I'm using ANTLR 4 to parse a protocol's messages, let's name it 'X'. Before extracting a message's information , I have to check if it complies with X's rules.
Suppose we have to parse X's 'FOO' message that follows the following rules:
Sample examples of valid FOO messages:
FOO/MANDATORY_1/MANDATORY2/OPT 1/HELLO/100\n
FOO/MANDATORY_1/MANDATORY2\n
/OPT 1\n
/HELLO\n
/100\n
FOO/MANDATORY_1/MANDATORY2\n
FOO/MANDATORY_1/MANDATORY2//HELLO/100\n
FOO/MANDATORY_1/MANDATORY2///100\n
FOO/MANDATORY_1/MANDATORY2/OPT 1\n
FOO/MANDATORY_1/MANDATORY2 ///100\n
Sample examples of non-valid FOO messages:
FOO\n
/MANDATORY_1/MANDATORY2/OPT 1/HELLO/100\n
FOO/MANDATORY_1/\n
MANDATORY2/OPT 1/HELLO/100\n
FOO/MANDATORY_1/MANDATORY2/OPT 1//\n
FOO/MANDATORY_1/MANDATORY2/OPT 1/\n
/100\n
FOO/MANDATORY_1/MANDATORY2/OPT 1/HELLO/100\n
FOO/MANDATORY_1/MANDATORY2/\n
FOO/MANDATORY_1/MANDATORY2/OPT 1/HELLO/100
Below follows the grammar for the above message:
grammar Foo_Message
/* Parser Rules */
startRule : 'FOO' mandatoryField_1 ;
mandatoryField_1 : '/' field_1 NL? mandatoryField_2 ;
mandatoryField_2 : '/' field_2 NL? optionalField_3 ;
optionalField_3 : '/' field_3 NL? optionalField_4
| '/' optionalField_4
| optionalField_4
;
optionalField_4 : '/' field_4 NL? optionalField_5
| '/' optionalField_5
| optionalField_5
;
optionalField_5 : '/' field_5 NL?
| NL
;
field_1 : (A | N | B | S)+ ;
field_2 : (A | N)+ ;
field_3 : (A | N | B)+ ;
field_4 : A+ ;
field_5 : N+ ;
/* Lexer Rules */
A : [A-Z]+ ;
N : [0-9]+ ;
B : ' ' -> skip ;
S : [*&@#-_<>?!]+ ;
NL : '\r'? '\n' ;
The above grammar parses correctly any input that complies with FOO message's rules. The problem resides in parsing a line that ends with the '/' character, which according to the protocol's FOO message's rules is an invalid input. I understand that the second alternatives of rules 'optionalField_3', 'optionalField_4' and 'optionalField_5' lead to this behavior but I can't figure out how to make a rule for this. Somehow I need the parser to remember that he came to 'optionalField_5' rule after seeing a non-omitted field in the previous rule, which if I am not mistaken can't be done in ANTLR as I can't check from which alternative of the previous rule I reached the current rule.

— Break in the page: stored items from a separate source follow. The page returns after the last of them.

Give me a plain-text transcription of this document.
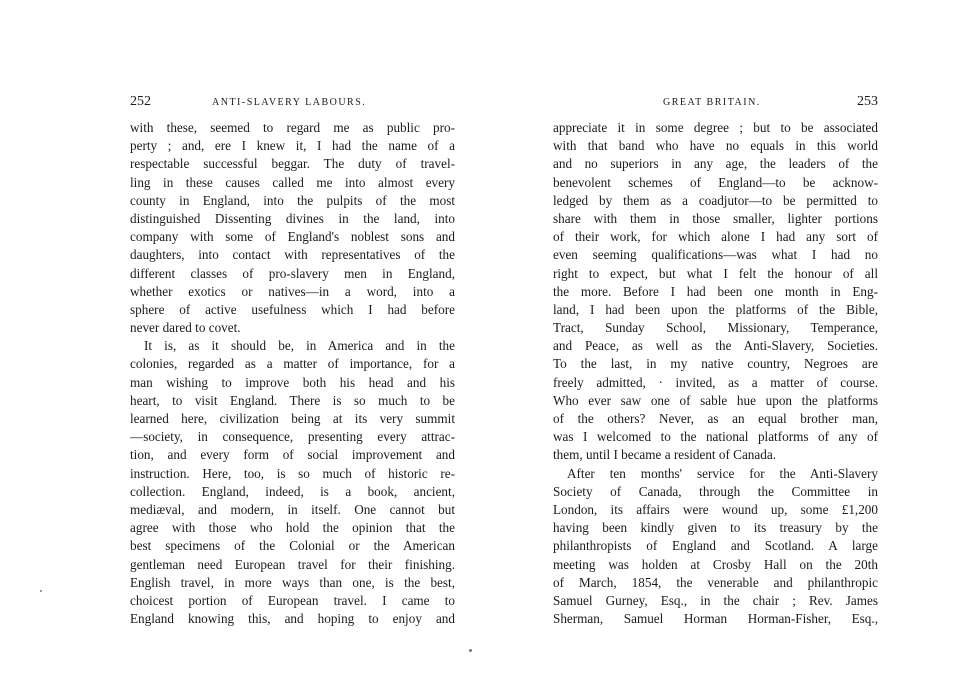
252	ANTI-SLAVERY LABOURS.
with these, seemed to regard me as public pro-
perty ; and, ere I knew it, I had the name of a
respectable successful beggar. The duty of travel-
ling in these causes called me into almost every
county in England, into the pulpits of the most
distinguished Dissenting divines in the land, into
company with some of England's noblest sons and
daughters, into contact with representatives of the
different classes of pro-slavery men in England,
whether exotics or natives—in a word, into a
sphere of active usefulness which I had before
never dared to covet.
It is, as it should be, in America and in the
colonies, regarded as a matter of importance, for a
man wishing to improve both his head and his
heart, to visit England. There is so much to be
learned here, civilization being at its very summit
—society, in consequence, presenting every attrac-
tion, and every form of social improvement and
instruction. Here, too, is so much of historic re-
collection. England, indeed, is a book, ancient,
mediæval, and modern, in itself. One cannot but
agree with those who hold the opinion that the
best specimens of the Colonial or the American
gentleman need European travel for their finishing.
English travel, in more ways than one, is the best,
choicest portion of European travel. I came to
England knowing this, and hoping to enjoy and
GREAT BRITAIN.	253
appreciate it in some degree ; but to be associated
with that band who have no equals in this world
and no superiors in any age, the leaders of the
benevolent schemes of England—to be acknow-
ledged by them as a coadjutor—to be permitted to
share with them in those smaller, lighter portions
of their work, for which alone I had any sort of
even seeming qualifications—was what I had no
right to expect, but what I felt the honour of all
the more. Before I had been one month in Eng-
land, I had been upon the platforms of the Bible,
Tract, Sunday School, Missionary, Temperance,
and Peace, as well as the Anti-Slavery, Societies.
To the last, in my native country, Negroes are
freely admitted, · invited, as a matter of course.
Who ever saw one of sable hue upon the platforms
of the others? Never, as an equal brother man,
was I welcomed to the national platforms of any of
them, until I became a resident of Canada.
After ten months' service for the Anti-Slavery
Society of Canada, through the Committee in
London, its affairs were wound up, some £1,200
having been kindly given to its treasury by the
philanthropists of England and Scotland. A large
meeting was holden at Crosby Hall on the 20th
of March, 1854, the venerable and philanthropic
Samuel Gurney, Esq., in the chair ; Rev. James
Sherman, Samuel Horman Horman-Fisher, Esq.,
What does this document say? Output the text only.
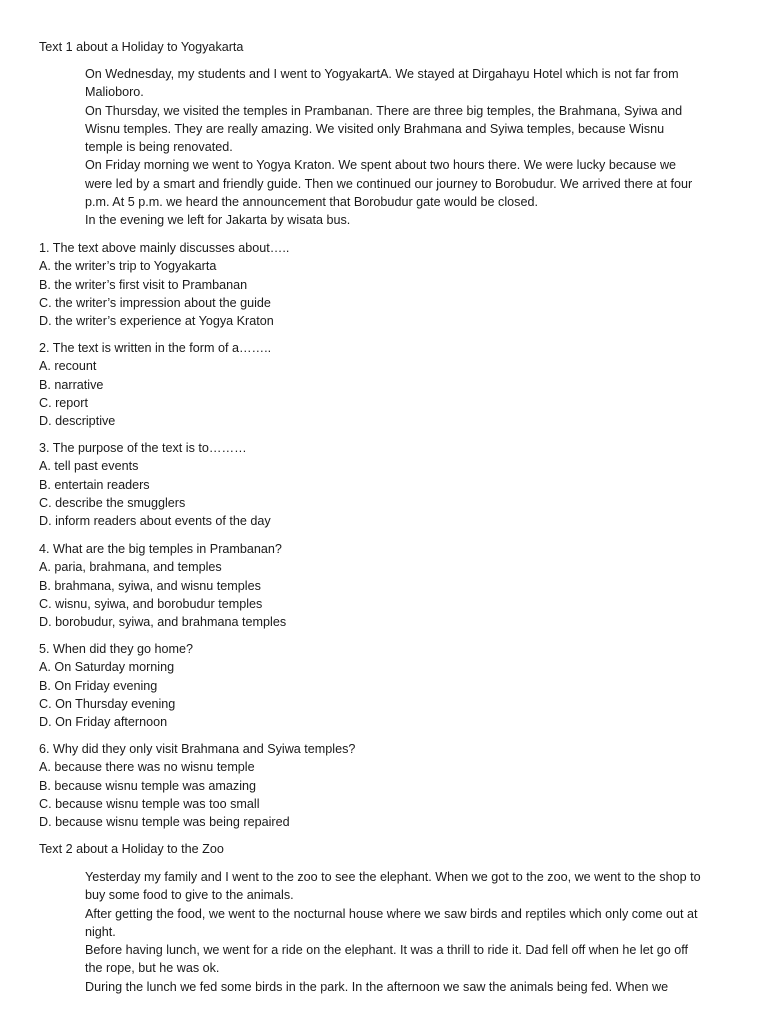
Text 1 about a Holiday to Yogyakarta

On Wednesday, my students and I went to YogyakartA. We stayed at Dirgahayu Hotel which is not far from Malioboro.

On Thursday, we visited the temples in Prambanan. There are three big temples, the Brahmana, Syiwa and Wisnu temples. They are really amazing. We visited only Brahmana and Syiwa temples, because Wisnu temple is being renovated.

On Friday morning we went to Yogya Kraton. We spent about two hours there. We were lucky because we were led by a smart and friendly guide. Then we continued our journey to Borobudur. We arrived there at four p.m. At 5 p.m. we heard the announcement that Borobudur gate would be closed.

In the evening we left for Jakarta by wisata bus.

1. The text above mainly discusses about…..
A. the writer’s trip to Yogyakarta
B. the writer’s first visit to Prambanan
C. the writer’s impression about the guide
D. the writer’s experience at Yogya Kraton
2. The text is written in the form of a……..
A. recount
B. narrative
C. report
D. descriptive
3. The purpose of the text is to………
A. tell past events
B. entertain readers
C. describe the smugglers
D. inform readers about events of the day
4. What are the big temples in Prambanan?
A. paria, brahmana, and temples
B. brahmana, syiwa, and wisnu temples
C. wisnu, syiwa, and borobudur temples
D. borobudur, syiwa, and brahmana temples
5. When did they go home?
A. On Saturday morning
B. On Friday evening
C. On Thursday evening
D. On Friday afternoon
6. Why did they only visit Brahmana and Syiwa temples?
A. because there was no wisnu temple
B. because wisnu temple was amazing
C. because wisnu temple was too small
D. because wisnu temple was being repaired
Text 2 about a Holiday to the Zoo

Yesterday my family and I went to the zoo to see the elephant. When we got to the zoo, we went to the shop to buy some food to give to the animals.

After getting the food, we went to the nocturnal house where we saw birds and reptiles which only come out at night.

Before having lunch, we went for a ride on the elephant. It was a thrill to ride it. Dad fell off when he let go off the rope, but he was ok.

During the lunch we fed some birds in the park. In the afternoon we saw the animals being fed. When we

Is there a way to make the parser 'remember' this by some explicit option-rule? Or does my grammar need to be rearranged and if yes how?
Solution was to refactor my grammar to include rules for filledField
and emptyField
.
kaby76's post is marked as an answer as it helped towards the solution.
The refactored grammar:
grammar Foo_Message
/* Parser Rules */
startRule : 'FOO' mandatoryField_1 endRule ;
mandatoryField_1 : '/' field_1 NL? mandatoryField_2 ;
mandatoryField_2 : '/' field_2 NL? (filledOptionalField_3 | emptyOptionalField_3 )? ;
filledOptionalField_3 : '/' field_3 NL? (filledOptionalField_4 | emptyOptionalField_4)? ;
emptyOptionalField_3 : '/' (filledOptionalField_4 | emptyOptionalField_4) ;
filledOptionalField_4 : '/' field_4 NL? filledOptionalField_5? ;
emptyOptionalField_4 : '/' filledOptionalField_5 ;
filledOptionalField_5 : '/' field_5 ;
endRule : NL;
field_1 : (A | N | B | S)+ ;
field_2 : (A | N)+ ;
field_3 : (A | N | B)+ ;
field_4 : A+ ;
field_5 : N+ ;
/* Lexer Rules */
A : [A-Z]+ ;
N : [0-9]+ ;
B : ' ' -> skip ;
S : [*&@#-_<>?!]+ ;
NL : '\r'? '\n' ;